Une approche plurielle au service de l'unité du Soi

Formée aux théories psychanalytiques à l'Université de Montpellier et aux théories systémiques en Belgique, je n'ai pu me restreindre à privilégier une approche plus qu'une autre, à adopter un système de croyances monolithique. Il m'a toujours semblé dommage que les thérapies psychanalytiques pures sont trop cantonnées à la sphère intra-psychique et au passé  tandis que les thérapies systémiques se concentrent sur les relations inter-personnelles et sur l'ici et maintenant au détriment de l'éclairage des traumatismes précoces et des nœuds émotionnels qui parasitent le fonctionnement psychique et social. Ma psychothérapie personnelle m'a également initiée aux bienfaits des thérapies cognitives que je ne peux pas ignorer non plus dans ma pratique. alire l'article «La psychothérapie intégrative -  Essai de modélisation»

En fonction du tableau clinique présenté par le patient, de l'acuité de sa souffrance et/ou de l'urgence de sa situation, selon que son environnement est porteur ou plutôt ravageur, de sa demande et de sa motivation et surtout de sa problématique, j'opte pour telle ou telle approche. Il est pour moi essentiel de procéder au cas par cas et de tenir compte de l'évolution de la personne, du couple ou de la famille afin de travailler dans le référentiel le plus apte à être un guide dans la compréhension et la résolution des difficultés. Il faut choisir pour chacun le bon outil, c'est-à-dire la technique qui sera la plus efficace pour l'aider. C'est pourquoi, le terme de "multi-axiale" me paraît adéquat pour qualifier le type de psychothérapies que je propose.

Phase préliminaire ou d'évaluation

Les buts recherchés lors de cette phase du traitement sont les suivants :

u Identification des facteurs précipitants ;
u Repérage des expériences traumatiques précoces ;
u Mise en lumière des attentes explicites et implicites ;
u Évaluation du rôle de l'environnement dans la dynamique psychique ;
u Mise en évidence des patterns répétitifs ;

a Définition de la problématique centrale

u Création d'une bonne alliance thérapeutique
u Évaluation de la motivation du patient

a Préciser la nature du changement recherché et déterminer quelle est la meilleure technique pour y parvenir. aindications thérapeutiques

a Présentation des conclusions diagnostiques et, si nécessaire, des modalités d'une prise en charge psychothérapique.

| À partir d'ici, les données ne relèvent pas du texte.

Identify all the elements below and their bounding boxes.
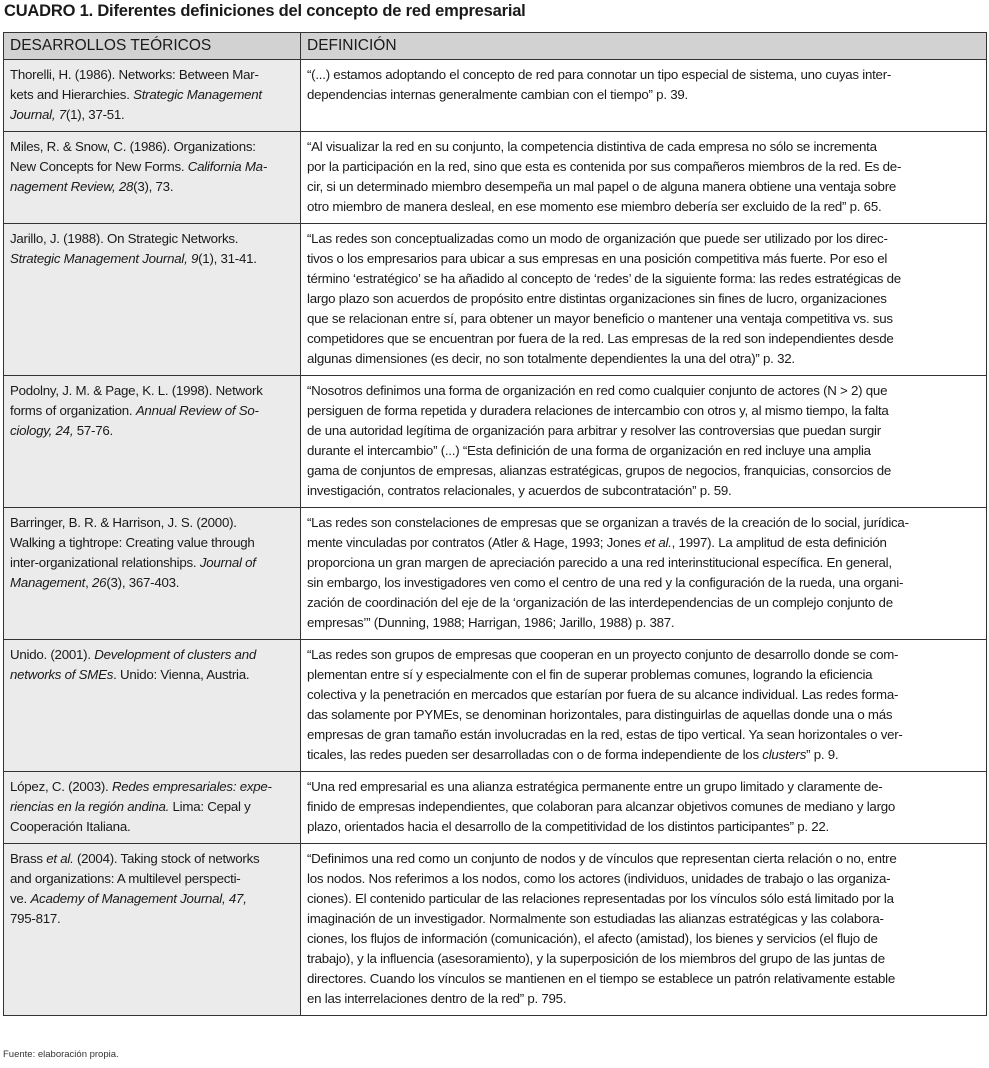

u Psychothérapie de soutien : est indiquée face à des événements tels que la maladie, le deuil, le divorce, un licenciement, etc. mais aussi comme support pour la prise de décision tels que l'orientation professionnelle, le choix d'un lieu de vie, la traversée d'une crise conjugale, les modalités relationnelles avec l' adolescent, etc.

u Psychothérapie visant un changement en terme de fonctionnement psychique : est indiquée lorsque les difficultés à vivre sont récurrentes, et plus particulièrement face aux troubles de la personnalité, aux syndromes anxieux, aux dépressions, aux conduites de dépendance mais aussi quand la personne se sent prisonnière d'un scénario de vie qui se répète "comme malgré elle". Il peut s'agir également de remédier à des patterns comportementaux qui se reproduisent de façon stéréotypée et rigide sans que la ou les personnes ne puissent rien en changer en dépit de leurs efforts.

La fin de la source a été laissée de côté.